Investigators from Cayetano Heredia University in Peru argue in a letter to PLoS Medicine (26 June) that online access to the latest results in biomedical research through the Health InterNetwork Access to Research Initiative (HINARI) needs to sharpen up if its aim of providing free "health information for all" is to be upheld.
In the experience of Javier Villafuerte-Galvez and colleagues, HINARI is not providing the degree of access it used to when originally set up, and this is growing worse.
When HINARI was launched by the World Health Organization in 2003, it provided free (or low-cost) access to more than 2,300 major journals, they say, but in April 2007 they could not access any of the top five main journals of major publishers such as the Nature Publishing Group or Elsevier Science Direct.
These publishers produce roughly 57 per cent of the journals that are supposed to be accessible through HINARI, so not only are fewer biomedical journals accessible to people in Peru, say the authors, but the journals with the highest impact are no longer available.

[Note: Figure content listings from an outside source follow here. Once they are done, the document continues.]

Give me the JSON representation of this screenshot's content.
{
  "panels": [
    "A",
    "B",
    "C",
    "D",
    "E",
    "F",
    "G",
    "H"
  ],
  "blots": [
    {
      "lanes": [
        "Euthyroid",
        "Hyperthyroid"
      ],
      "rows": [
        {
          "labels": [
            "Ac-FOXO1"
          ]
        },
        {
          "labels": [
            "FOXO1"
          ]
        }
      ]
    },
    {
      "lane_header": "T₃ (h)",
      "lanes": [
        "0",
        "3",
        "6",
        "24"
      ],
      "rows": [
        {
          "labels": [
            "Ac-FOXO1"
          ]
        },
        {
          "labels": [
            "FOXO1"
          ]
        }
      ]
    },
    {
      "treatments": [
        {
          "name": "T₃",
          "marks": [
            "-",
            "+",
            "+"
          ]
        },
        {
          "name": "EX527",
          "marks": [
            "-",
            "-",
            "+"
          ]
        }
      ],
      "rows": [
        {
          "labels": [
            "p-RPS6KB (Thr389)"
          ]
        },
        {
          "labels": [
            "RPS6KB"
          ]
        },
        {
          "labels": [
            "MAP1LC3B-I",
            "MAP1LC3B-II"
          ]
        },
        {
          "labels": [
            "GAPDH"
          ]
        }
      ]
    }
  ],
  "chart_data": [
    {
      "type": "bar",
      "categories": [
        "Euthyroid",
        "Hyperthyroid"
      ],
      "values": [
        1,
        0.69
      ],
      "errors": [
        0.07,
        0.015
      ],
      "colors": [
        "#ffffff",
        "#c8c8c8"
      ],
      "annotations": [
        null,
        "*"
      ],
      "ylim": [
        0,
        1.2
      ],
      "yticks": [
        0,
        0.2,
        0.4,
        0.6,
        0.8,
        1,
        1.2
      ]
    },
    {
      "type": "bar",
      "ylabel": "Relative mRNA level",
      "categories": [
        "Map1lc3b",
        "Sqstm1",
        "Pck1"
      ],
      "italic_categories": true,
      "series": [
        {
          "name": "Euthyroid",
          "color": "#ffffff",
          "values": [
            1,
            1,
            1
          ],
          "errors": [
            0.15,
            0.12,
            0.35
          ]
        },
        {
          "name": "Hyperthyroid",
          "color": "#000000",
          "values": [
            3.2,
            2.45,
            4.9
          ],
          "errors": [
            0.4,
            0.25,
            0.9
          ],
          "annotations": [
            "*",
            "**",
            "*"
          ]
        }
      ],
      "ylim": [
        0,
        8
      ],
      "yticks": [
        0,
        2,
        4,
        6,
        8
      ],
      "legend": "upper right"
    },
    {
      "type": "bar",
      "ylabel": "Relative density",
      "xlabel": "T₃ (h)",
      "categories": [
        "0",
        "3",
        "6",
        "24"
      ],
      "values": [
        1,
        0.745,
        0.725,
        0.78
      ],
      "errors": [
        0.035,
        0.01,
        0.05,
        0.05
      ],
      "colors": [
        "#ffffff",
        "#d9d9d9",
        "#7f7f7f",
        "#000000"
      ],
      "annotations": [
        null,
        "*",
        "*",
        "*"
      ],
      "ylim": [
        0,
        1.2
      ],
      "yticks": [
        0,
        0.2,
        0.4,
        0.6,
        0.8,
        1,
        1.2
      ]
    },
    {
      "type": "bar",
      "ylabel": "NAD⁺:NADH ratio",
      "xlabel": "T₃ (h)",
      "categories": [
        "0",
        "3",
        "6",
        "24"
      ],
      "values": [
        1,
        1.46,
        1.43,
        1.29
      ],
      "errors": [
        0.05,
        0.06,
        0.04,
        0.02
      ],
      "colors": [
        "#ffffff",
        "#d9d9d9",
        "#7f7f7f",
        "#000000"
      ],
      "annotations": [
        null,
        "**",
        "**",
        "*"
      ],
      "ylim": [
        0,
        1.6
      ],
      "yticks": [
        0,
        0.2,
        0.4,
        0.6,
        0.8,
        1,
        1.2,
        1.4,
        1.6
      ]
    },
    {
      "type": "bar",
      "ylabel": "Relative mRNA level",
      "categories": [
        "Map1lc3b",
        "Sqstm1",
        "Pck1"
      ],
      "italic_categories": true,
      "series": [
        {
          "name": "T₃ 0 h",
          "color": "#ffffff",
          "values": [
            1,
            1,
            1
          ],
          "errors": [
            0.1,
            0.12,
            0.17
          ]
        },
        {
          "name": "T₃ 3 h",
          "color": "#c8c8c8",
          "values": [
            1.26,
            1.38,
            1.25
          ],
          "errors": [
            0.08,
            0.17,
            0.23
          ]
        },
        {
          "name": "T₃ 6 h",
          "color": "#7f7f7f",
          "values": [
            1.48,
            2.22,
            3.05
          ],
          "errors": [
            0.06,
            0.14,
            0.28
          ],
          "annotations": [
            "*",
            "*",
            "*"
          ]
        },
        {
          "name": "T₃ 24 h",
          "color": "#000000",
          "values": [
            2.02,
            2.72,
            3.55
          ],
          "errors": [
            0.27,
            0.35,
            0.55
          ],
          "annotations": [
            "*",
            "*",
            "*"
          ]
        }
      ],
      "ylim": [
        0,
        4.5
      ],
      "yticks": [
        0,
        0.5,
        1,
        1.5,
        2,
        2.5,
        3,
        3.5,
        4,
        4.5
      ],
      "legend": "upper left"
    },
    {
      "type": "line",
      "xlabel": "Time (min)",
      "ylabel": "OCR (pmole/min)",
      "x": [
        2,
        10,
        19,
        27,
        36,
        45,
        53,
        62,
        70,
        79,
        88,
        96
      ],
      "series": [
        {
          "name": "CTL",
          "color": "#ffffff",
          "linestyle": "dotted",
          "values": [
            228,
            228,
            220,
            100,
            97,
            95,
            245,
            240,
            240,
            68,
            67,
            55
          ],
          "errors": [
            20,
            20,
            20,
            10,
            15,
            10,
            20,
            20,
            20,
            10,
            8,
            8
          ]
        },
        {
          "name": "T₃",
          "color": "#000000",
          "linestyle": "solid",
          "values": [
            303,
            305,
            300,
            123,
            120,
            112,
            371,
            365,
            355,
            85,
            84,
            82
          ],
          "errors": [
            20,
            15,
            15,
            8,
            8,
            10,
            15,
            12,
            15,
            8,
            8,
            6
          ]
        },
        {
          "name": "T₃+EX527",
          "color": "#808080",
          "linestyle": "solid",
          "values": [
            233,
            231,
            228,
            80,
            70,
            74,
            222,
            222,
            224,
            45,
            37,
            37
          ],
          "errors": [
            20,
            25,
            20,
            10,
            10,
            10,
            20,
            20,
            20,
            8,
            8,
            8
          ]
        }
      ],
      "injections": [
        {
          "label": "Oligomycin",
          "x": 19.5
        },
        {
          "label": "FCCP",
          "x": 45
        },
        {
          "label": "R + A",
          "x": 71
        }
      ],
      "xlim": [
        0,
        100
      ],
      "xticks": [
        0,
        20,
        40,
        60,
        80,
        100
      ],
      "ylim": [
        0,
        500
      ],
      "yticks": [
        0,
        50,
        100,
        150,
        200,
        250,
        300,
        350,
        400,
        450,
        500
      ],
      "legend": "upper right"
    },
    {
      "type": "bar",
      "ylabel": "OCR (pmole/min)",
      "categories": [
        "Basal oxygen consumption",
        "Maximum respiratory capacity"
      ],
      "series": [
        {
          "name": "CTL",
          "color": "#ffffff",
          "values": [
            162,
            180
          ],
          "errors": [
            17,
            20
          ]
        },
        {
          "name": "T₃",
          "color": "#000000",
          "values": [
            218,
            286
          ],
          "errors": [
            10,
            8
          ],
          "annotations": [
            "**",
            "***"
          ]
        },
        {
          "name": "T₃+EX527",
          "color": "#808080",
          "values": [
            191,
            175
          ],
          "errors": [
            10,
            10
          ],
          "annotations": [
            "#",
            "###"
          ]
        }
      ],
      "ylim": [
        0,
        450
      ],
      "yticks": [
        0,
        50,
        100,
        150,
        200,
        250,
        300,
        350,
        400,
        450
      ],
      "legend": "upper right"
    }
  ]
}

Perhaps because of this deterioration in performance, Villafuerte-Galvez and colleagues say that the number of HINARI users in their institution has more than halved over the past two years.
And the worry is, the authors say, that medical students and researchers in low-income countries need free access to the top biomedical journals to practise evidence-based healthcare and to conduct their research at the front line of global health problems.